2. Per-scheme verify(credentials, ctx) hook

Both bearerAuth() and jwk() accept an optional verify callback that runs after the static validate / signature check passes. Returning false throws ForbiddenError (403, no WWW-Authenticate per RFC 6750); returning true or undefined accepts. Use it to consult a revocation list, a token-version counter, or any other per-request signal that a previously-issued token has been invalidated.

ts
import { bearerAuth } from "@daloyjs/core";

app.use(
  bearerAuth({
    validate: (token) => verifyOpaqueToken(token),
    verify: async (token, ctx) => {
      const tenantId = ctx.request.headers.get("x-tenant-id") ?? "default";
      return !(await isTokenRevoked(tenantId, token));
    },
  }),
);

3. basicAuth({ onAuthSuccess })

Fires once ctx.state.user.username has been stamped, with the typed (credentials, ctx) tuple.

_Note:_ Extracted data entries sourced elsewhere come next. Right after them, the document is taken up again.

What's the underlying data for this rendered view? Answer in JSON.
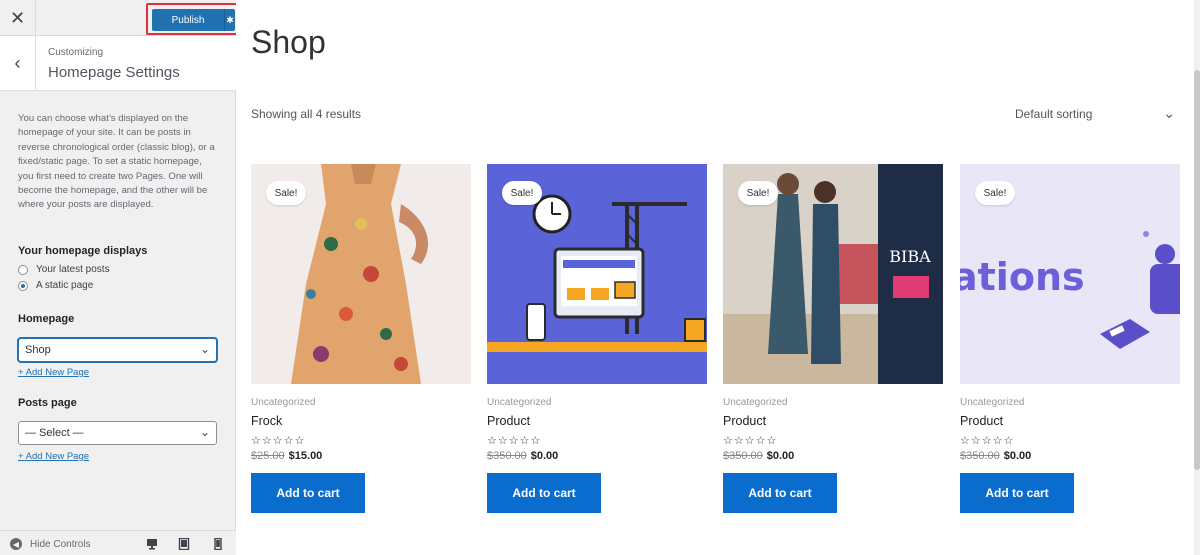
{
  "sidebar": {
    "close_icon_name": "close-icon",
    "publish_label": "Publish",
    "crumb": "Customizing",
    "section_title": "Homepage Settings",
    "description": "You can choose what’s displayed on the homepage of your site. It can be posts in reverse chronological order (classic blog), or a fixed/static page. To set a static homepage, you first need to create two Pages. One will become the homepage, and the other will be where your posts are displayed.",
    "displays_label": "Your homepage displays",
    "radio_options": [
      {
        "label": "Your latest posts",
        "selected": false
      },
      {
        "label": "A static page",
        "selected": true
      }
    ],
    "homepage_label": "Homepage",
    "homepage_value": "Shop",
    "add_new_page": "+ Add New Page",
    "posts_page_label": "Posts page",
    "posts_page_value": "— Select —",
    "hide_controls": "Hide Controls"
  },
  "shop": {
    "title": "Shop",
    "results": "Showing all 4 results",
    "sorting": "Default sorting",
    "sale_badge": "Sale!",
    "add_to_cart": "Add to cart",
    "products": [
      {
        "category": "Uncategorized",
        "name": "Frock",
        "old_price": "$25.00",
        "price": "$15.00",
        "rating": 0
      },
      {
        "category": "Uncategorized",
        "name": "Product",
        "old_price": "$350.00",
        "price": "$0.00",
        "rating": 0
      },
      {
        "category": "Uncategorized",
        "name": "Product",
        "old_price": "$350.00",
        "price": "$0.00",
        "rating": 0
      },
      {
        "category": "Uncategorized",
        "name": "Product",
        "old_price": "$350.00",
        "price": "$0.00",
        "rating": 0
      }
    ],
    "image_texts": {
      "biba": "BIBA",
      "banner_word": "ations"
    }
  },
  "colors": {
    "accent": "#2271b1",
    "cart_button": "#0a6ccc",
    "highlight_border": "#e0313b"
  }
}
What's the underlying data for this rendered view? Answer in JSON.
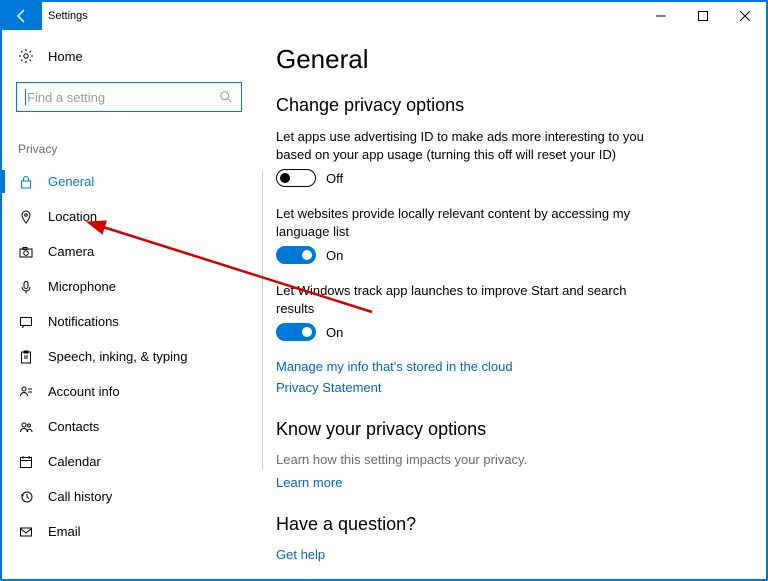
{
  "titlebar": {
    "title": "Settings"
  },
  "sidebar": {
    "home_label": "Home",
    "search_placeholder": "Find a setting",
    "section": "Privacy",
    "items": [
      {
        "label": "General"
      },
      {
        "label": "Location"
      },
      {
        "label": "Camera"
      },
      {
        "label": "Microphone"
      },
      {
        "label": "Notifications"
      },
      {
        "label": "Speech, inking, & typing"
      },
      {
        "label": "Account info"
      },
      {
        "label": "Contacts"
      },
      {
        "label": "Calendar"
      },
      {
        "label": "Call history"
      },
      {
        "label": "Email"
      }
    ]
  },
  "content": {
    "page_title": "General",
    "h2_a": "Change privacy options",
    "opt1_desc": "Let apps use advertising ID to make ads more interesting to you based on your app usage (turning this off will reset your ID)",
    "opt1_state": "Off",
    "opt2_desc": "Let websites provide locally relevant content by accessing my language list",
    "opt2_state": "On",
    "opt3_desc": "Let Windows track app launches to improve Start and search results",
    "opt3_state": "On",
    "link1": "Manage my info that's stored in the cloud",
    "link2": "Privacy Statement",
    "h2_b": "Know your privacy options",
    "sub_b": "Learn how this setting impacts your privacy.",
    "link3": "Learn more",
    "h2_c": "Have a question?",
    "link4": "Get help"
  }
}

The previous idiomatic workaround was a separate beforeHandle that re-parsed the Authorization header in every handler; that is no longer necessary.

ts
import { basicAuth } from "@daloyjs/core";

app.use(
  basicAuth({
    verify: (username, password) => verifyCredentials(username, password),
    onAuthSuccess: async ({ username }, ctx) => {
      ctx.state.authenticatedUser = username;
      await recordBasicAuthSuccess(username);
    },
  }),
);

4. Cache-Control: no-store on auth 401 challenges

Every first-party auth helper now emits Cache-Control: no-store alongside WWW-Authenticate on the 401 response. A shared CDN, a corporate proxy, or a service-worker cache could previously cache the challenge and serve it to a different user;no-store closes that fingerprinting and stale-challenge risk. This applies uniformly to bearerAuth(), basicAuth(), and the new jwk().

What shipped next

The remaining leftover items — the wsRateLimit() adapter, loginThrottle() preset, rotateSession() helper, the file-upload MIME + magic-byte + size guard, the requirePayloadAuth scheme flag, and the WebSocket-helper safe defaults — shipped in the 0.23.0 remaining slice.